No More Tiers: Reimagining the Structure of SecOps

March 11, 2020

Why not both?

I’m not sure who thought that arbitrary hierarchical silos among a team of individual contributors was good for team morale and load-balancing, but here we are.

During a recent guest appearance on the Purple Squad Security podcast, I described my last role working on a security operations team that handled incident response as well as the usual monitoring and detection (and, being a small and early-stage team, a handful of other duties). John, the host, described this multifaceted team structure as the 2-in-1 shampoo and conditioner of secops. (I quipped, of course, that unlike the maligned hair product, I felt that we were effective at both functions!)

I would have actually compared us to the promises typically made by baby shampoo: “No more tiers.” I’m here all week, folks.

Older models of security operations often involve a tiered approach, with specialized individuals performing disparate functions among the chain of escalation. Typically, the initial detection is at the “level 1” tier, with incident response and threat hunting higher up. Underlying this divide is the assumption that the latter is naturally a more senior role than the former. Some orgs also implement this strict role divide as a separation-of-duties security measure (which to me signals outdated notions of trust in both the security and the human sense of the word). 
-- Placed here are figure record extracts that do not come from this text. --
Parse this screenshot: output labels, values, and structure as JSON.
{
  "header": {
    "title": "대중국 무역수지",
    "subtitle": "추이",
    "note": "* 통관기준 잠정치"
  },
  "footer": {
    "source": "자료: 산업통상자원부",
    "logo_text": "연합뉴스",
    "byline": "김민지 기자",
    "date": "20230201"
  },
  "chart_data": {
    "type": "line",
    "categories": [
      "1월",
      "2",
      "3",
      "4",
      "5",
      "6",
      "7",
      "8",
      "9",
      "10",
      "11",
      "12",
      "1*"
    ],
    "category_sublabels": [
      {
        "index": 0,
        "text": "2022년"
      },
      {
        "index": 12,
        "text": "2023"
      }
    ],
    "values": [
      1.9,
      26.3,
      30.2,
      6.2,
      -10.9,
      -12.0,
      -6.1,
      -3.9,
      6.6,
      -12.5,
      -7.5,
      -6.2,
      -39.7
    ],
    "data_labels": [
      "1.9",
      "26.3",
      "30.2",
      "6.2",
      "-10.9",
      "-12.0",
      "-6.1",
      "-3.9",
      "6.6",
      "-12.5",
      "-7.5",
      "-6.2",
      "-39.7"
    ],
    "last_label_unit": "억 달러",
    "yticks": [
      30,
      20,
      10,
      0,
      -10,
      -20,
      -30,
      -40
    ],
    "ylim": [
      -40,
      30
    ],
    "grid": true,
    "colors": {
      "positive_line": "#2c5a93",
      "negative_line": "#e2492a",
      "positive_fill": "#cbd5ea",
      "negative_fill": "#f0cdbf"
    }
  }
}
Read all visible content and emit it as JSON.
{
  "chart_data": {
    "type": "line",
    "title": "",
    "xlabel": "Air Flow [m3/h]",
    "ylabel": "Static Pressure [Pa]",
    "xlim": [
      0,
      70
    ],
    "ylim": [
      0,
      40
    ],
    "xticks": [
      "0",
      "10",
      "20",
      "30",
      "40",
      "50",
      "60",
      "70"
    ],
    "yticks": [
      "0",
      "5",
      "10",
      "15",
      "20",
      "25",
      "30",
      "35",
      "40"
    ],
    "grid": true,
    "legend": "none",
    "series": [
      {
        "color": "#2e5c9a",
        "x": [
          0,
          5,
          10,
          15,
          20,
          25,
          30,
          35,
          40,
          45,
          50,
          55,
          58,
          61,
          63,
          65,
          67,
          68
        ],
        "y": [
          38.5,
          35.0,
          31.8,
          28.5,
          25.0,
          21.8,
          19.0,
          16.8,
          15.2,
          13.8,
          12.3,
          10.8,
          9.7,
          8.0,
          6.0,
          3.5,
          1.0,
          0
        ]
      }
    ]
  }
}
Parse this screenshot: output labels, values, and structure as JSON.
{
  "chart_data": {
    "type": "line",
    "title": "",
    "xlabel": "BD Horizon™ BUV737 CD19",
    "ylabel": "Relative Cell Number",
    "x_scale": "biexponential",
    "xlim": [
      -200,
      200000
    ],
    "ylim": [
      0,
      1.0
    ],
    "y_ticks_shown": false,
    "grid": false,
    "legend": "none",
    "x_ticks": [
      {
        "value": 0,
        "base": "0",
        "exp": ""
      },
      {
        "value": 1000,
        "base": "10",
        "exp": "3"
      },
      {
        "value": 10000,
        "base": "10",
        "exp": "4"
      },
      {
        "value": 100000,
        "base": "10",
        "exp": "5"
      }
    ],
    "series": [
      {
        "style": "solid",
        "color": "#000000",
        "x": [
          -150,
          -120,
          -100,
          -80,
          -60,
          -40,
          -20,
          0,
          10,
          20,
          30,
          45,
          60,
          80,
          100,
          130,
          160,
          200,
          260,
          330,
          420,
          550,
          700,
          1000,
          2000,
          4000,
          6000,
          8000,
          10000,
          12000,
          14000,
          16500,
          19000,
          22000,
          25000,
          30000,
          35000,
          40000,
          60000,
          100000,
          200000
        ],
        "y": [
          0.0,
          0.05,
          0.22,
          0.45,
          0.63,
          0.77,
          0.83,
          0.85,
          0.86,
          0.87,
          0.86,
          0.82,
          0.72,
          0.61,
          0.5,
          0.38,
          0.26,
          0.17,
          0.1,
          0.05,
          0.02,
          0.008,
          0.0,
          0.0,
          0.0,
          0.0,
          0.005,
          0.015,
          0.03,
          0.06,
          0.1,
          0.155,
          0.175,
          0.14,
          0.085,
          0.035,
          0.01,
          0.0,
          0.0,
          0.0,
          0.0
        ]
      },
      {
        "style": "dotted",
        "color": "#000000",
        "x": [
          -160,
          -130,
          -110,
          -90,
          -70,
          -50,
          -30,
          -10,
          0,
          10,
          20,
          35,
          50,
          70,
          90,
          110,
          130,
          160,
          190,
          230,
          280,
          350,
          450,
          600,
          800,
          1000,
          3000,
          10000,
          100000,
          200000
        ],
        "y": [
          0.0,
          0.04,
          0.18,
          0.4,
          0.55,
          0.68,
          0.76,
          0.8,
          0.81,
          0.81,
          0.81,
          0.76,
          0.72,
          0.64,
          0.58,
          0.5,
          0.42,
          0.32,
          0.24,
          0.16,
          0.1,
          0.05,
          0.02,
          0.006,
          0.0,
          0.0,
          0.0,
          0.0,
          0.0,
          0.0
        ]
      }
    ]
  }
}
While massive companies with sizable security teams and vast infrastructure may warrant more specialized roles, the tiered model as the best practice across-the-board never made much sense to me. Particularly on a smaller, burgeoning team, separating the monitoring/detection and IR functions would have contributed to faster burnout, more single points of failure, and less efficient incident handling. 

The reality is that these disparate security operations functions can successfully be performed by the same people, regardless of their level of seniority. I’d like to explore how this cross-functional model can set teams up for success by enabling recovery from the drain of IR, removing breakdowns in consistency and empathy, and position teams for a smoother and more complete detection and response process.

Recovery via redundancy

Many of us who have worked in incident response have written about the burnout and anxiety that can accompany it. Dropping everything to investigate and resolve suspected security harm to our employer can be mentally draining even in the best of circumstances.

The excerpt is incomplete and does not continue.